Cryptocurrency transactions require a special wallet. A crypto wallet has a unique address, like an account number. The wallet doesn't actually store cryptocurrency; instead, it stores two passwords, or "keys." The first key is a public key — this key is available to anyone and allows cryptocurrency to be credited to your account or wallet; it's really just a "hashed" version of your wallet address. The second key is a private key and is essentially your personal password, showing that you're the owner of the account, wallet, and public key. Your wallet may connect and read the cryptocurrency blockchain to provide you with your current cryptocurrency balance.
Crypto wallets can be software-based; these wallets are typically connected to the Internet, which presents both advantages and disadvantages. Wallets can also be hardware-based (e.g., a USB drive); these wallets are typically kept offline when not in use. There are even paper-based wallets, which may seem confusing but they really just refer to a physical place to access the public and private keys.
Cryptocurrencies are not a traditional investment, are highly speculative, and carry higher risk and volatility. Cryptocurrencies are not typically subject to the same reporting and data integrity requirements that apply to more traditional investment products. The IRS is treating cryptocurrency as an asset subject to capital gains taxation rather than as a currency. The reserves of stablecoins may not be subject to rigorous audits, and the quality and quantity of collateral may not, in some cases, correspond to the issuer's claims. Stablecoins that maintain their value through algorithmic mechanisms are potentially subject to failure due to market pressures, operational failures, and other risks.

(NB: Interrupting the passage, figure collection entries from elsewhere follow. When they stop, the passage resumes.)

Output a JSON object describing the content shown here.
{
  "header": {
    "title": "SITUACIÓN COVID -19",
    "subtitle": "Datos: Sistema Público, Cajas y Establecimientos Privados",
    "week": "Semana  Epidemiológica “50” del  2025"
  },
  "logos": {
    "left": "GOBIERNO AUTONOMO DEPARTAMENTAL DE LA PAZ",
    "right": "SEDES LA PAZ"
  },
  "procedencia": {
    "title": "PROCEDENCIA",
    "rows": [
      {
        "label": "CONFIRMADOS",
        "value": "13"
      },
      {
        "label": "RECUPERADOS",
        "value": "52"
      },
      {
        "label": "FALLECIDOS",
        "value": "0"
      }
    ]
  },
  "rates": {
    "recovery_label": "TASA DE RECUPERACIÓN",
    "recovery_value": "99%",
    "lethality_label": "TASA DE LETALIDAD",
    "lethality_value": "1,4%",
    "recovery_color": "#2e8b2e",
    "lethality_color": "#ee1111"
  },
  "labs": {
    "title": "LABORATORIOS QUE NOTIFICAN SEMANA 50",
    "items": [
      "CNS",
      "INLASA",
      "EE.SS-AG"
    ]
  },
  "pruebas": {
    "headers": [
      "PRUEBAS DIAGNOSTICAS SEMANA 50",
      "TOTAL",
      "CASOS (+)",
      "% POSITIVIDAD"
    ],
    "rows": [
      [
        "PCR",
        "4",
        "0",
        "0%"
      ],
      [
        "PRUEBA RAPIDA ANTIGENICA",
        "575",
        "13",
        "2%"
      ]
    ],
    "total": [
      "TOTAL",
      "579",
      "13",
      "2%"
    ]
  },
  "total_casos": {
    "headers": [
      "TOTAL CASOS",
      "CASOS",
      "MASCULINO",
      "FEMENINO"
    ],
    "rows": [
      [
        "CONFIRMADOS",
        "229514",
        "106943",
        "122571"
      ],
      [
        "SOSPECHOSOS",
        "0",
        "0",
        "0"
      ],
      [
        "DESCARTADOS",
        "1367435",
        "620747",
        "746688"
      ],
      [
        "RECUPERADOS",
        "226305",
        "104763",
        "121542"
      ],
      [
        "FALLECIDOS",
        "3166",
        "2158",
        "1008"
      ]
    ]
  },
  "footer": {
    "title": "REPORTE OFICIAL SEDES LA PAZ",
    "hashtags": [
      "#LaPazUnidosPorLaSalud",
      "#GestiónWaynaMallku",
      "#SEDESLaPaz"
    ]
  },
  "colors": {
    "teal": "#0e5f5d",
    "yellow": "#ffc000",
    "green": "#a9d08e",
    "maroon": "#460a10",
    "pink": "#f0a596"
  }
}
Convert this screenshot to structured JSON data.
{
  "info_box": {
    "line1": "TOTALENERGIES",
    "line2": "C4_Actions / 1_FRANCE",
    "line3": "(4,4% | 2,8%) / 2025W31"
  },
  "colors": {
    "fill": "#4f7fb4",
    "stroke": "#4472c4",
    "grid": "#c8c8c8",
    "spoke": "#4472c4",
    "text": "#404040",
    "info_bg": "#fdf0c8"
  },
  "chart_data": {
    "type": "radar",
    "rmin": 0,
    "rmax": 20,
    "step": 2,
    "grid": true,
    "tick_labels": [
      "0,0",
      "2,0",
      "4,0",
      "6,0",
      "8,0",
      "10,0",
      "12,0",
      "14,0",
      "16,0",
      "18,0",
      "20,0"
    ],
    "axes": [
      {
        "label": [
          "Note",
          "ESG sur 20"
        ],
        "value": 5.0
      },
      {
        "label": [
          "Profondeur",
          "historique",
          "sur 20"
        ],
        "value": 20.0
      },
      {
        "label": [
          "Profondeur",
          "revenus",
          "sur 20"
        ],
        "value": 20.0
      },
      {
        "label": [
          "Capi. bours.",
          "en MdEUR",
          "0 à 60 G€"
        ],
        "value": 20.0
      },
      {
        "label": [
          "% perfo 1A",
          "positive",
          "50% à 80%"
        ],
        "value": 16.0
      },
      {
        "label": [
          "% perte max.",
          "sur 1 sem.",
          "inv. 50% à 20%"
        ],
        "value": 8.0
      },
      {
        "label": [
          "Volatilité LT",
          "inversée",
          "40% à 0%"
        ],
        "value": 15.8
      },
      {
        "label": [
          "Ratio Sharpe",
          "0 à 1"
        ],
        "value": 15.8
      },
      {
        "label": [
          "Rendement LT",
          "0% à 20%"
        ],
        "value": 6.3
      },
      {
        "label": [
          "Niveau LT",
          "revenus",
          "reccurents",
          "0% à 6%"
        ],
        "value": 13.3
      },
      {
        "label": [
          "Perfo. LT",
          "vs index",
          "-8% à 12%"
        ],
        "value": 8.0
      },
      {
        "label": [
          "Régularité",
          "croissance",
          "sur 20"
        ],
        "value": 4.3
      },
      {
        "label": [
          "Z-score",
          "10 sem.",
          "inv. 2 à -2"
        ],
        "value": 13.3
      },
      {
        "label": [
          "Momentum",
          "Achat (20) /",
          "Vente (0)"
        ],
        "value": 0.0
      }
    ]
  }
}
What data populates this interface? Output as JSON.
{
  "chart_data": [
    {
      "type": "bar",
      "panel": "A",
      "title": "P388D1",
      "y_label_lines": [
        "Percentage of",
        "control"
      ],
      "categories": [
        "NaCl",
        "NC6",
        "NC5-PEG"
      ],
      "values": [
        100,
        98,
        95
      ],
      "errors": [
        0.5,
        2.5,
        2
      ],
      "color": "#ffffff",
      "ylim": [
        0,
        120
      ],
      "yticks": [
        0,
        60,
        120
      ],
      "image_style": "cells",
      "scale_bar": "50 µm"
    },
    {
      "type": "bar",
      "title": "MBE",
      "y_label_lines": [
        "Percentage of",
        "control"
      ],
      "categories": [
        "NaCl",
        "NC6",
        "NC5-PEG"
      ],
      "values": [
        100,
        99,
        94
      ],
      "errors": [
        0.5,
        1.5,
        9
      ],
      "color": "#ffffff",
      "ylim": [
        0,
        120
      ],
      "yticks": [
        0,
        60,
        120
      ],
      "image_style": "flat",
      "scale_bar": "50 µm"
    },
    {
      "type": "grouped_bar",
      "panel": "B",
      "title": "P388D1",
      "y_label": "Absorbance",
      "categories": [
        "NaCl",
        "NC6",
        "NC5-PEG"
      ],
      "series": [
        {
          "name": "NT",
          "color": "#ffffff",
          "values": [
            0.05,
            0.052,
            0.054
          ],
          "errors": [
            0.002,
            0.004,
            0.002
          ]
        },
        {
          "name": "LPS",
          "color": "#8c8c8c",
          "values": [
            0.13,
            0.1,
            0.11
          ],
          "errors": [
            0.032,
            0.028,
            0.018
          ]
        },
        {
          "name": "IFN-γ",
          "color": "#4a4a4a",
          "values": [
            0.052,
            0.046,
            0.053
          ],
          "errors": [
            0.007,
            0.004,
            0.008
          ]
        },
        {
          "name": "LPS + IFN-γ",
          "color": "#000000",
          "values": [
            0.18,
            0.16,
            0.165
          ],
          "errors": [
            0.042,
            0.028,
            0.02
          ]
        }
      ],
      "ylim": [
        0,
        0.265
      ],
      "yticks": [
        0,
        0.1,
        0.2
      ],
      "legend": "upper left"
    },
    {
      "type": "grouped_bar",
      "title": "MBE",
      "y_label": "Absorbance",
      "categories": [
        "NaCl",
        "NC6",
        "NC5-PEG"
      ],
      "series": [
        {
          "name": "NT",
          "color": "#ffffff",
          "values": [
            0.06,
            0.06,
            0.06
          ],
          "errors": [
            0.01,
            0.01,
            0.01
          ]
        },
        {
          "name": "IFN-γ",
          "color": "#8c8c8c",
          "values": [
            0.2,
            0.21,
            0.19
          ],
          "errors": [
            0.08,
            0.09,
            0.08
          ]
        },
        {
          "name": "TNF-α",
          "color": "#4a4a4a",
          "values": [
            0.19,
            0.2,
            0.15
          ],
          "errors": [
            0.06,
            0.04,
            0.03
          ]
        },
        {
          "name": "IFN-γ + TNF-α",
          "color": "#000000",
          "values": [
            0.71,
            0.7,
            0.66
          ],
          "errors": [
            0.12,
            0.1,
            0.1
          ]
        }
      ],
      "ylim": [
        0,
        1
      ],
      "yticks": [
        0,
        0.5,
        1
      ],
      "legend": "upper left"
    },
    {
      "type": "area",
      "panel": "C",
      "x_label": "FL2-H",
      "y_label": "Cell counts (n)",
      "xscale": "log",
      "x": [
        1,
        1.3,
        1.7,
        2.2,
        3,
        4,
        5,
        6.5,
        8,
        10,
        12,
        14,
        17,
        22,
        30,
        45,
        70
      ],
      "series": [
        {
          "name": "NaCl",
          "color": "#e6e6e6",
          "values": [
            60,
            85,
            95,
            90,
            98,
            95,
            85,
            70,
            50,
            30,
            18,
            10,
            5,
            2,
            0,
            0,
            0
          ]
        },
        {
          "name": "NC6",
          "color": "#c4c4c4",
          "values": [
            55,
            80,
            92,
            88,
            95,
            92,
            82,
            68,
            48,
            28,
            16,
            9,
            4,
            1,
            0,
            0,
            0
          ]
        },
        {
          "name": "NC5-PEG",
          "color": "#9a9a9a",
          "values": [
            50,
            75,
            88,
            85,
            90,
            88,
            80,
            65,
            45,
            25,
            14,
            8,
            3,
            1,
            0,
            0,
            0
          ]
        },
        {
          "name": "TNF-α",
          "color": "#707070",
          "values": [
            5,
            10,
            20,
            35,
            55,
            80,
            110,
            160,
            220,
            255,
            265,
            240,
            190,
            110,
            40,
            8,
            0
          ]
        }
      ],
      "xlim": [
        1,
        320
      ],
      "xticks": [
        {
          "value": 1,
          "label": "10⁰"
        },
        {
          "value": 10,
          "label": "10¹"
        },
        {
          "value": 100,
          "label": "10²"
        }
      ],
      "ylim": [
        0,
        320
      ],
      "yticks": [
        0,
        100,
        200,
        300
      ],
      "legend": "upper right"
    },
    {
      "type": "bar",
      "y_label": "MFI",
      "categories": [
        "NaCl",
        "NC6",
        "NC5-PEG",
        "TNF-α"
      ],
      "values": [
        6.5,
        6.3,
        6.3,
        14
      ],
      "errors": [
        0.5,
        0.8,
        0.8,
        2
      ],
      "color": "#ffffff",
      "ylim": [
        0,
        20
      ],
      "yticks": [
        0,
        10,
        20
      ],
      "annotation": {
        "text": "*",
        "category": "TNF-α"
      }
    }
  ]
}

All investing involves risk, including the possible loss of principal, but new technology ventures are especially risky. Some of the blockchain projects in development may turn out to be viable and profitable, but many others could fail. It is important to be skeptical when evaluating a claim made by a company about its entry into this arena. Steer clear of unsolicited and Internet-based investment offers — and never wire money to pay for an offer or service.
Understanding the "crypto" in "cryptocurrency"
Cryptography is a process that secures the transmission of information in order to prevent someone other than the intended recipient to access the information. In the context of cryptocurrency, algorithms are applied to transform, or "encrypt," associated data. The data can be accurately accessed only by someone with an appropriate "key" allowing decryption.